Lasorda catered to the journeymen as much as he did to the regulars, lunching with the No. 7 outfielder, enveloping a utility infielder with praise. Injured players struggling to come back from surgery--Pitcher Tommy John, Outfielders Dusty Baker and Reggie Smith--were bombarded with encouragement by the chunky Dale Carnegie in Dodger Blue. Always, the message was the same: The Dodgers will win. Says Reggie Smith: "He allowed us to share. He gave us a greater sense of being part of something, and we had to believe in ourselves because he never doubted us. He preached to us from day one that we were going to win it. In all my 15 years, I had never heard a manager say it so emphatically." Adds John: "If this has been my best season, then Tommy deserves much of the credit because he's made me a more confident pitcher."

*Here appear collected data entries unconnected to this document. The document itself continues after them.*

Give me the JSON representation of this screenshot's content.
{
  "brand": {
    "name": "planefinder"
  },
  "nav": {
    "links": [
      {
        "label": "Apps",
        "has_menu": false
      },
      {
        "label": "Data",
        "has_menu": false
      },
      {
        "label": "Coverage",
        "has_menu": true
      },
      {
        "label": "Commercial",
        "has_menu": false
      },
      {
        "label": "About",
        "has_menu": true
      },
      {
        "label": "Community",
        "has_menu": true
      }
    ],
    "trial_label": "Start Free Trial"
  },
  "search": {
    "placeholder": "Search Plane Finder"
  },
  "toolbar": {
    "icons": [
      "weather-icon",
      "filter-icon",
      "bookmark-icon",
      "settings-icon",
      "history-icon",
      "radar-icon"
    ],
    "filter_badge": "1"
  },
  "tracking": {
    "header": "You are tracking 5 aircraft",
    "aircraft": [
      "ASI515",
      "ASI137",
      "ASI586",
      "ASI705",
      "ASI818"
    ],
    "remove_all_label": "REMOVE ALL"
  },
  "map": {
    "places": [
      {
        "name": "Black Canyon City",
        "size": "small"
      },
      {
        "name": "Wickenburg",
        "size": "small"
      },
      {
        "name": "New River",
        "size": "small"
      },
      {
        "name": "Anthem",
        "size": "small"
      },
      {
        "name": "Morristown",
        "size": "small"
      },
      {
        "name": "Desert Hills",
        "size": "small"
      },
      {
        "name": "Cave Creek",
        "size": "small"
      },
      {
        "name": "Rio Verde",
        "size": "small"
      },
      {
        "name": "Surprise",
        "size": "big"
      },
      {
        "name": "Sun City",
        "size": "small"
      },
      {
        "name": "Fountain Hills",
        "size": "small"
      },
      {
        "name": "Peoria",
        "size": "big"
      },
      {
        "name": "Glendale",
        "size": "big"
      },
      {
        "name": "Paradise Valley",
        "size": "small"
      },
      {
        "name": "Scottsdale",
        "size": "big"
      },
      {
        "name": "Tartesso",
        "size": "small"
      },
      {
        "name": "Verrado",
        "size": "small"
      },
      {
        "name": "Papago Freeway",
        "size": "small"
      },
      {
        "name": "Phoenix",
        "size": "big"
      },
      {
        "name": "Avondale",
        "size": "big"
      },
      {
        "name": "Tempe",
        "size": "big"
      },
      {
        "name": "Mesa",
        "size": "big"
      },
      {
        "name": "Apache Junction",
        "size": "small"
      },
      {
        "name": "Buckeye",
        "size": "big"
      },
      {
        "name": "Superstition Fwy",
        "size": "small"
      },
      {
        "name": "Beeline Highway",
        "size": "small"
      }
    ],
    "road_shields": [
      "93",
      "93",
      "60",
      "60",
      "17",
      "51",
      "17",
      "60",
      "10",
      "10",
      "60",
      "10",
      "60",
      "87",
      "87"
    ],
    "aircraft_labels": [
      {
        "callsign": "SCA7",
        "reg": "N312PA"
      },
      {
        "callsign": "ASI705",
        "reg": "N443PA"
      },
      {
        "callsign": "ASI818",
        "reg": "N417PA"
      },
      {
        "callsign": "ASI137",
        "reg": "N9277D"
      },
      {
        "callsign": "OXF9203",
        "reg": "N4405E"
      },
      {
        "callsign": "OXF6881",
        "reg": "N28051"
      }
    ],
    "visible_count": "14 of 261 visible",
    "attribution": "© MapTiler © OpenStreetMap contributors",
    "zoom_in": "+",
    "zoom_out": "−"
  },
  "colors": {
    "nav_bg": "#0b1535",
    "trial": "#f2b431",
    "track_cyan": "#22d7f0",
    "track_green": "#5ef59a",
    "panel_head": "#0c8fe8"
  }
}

When the Dodgers went into the ninth inning of their third play-off game against Philadelphia trailing 4-3, the long season and all of Lasorda's rah-rah boosting of his team finally paid off. Vic Davalillo, fleet-footed salvage from the Mexican League, bunted safely. Manny Mota--told in the spring that his responsibility was pinch-hitting because "when you open your suitcase, four hits fall out"--doubled off the wall in left field. A flurry of Dodger hits and Los Angeles was one game away from the pennant. Asked what had been his instructions to his players in the frantic final minutes, Lasorda replied: "I didn't say anything to Davalillo. I didn't say anything to Mota. I didn't say anything to anybody. I was only talking to God." But when God is the Great Dodger in the Sky, that's all the talking Tommy Lasorda needs to do.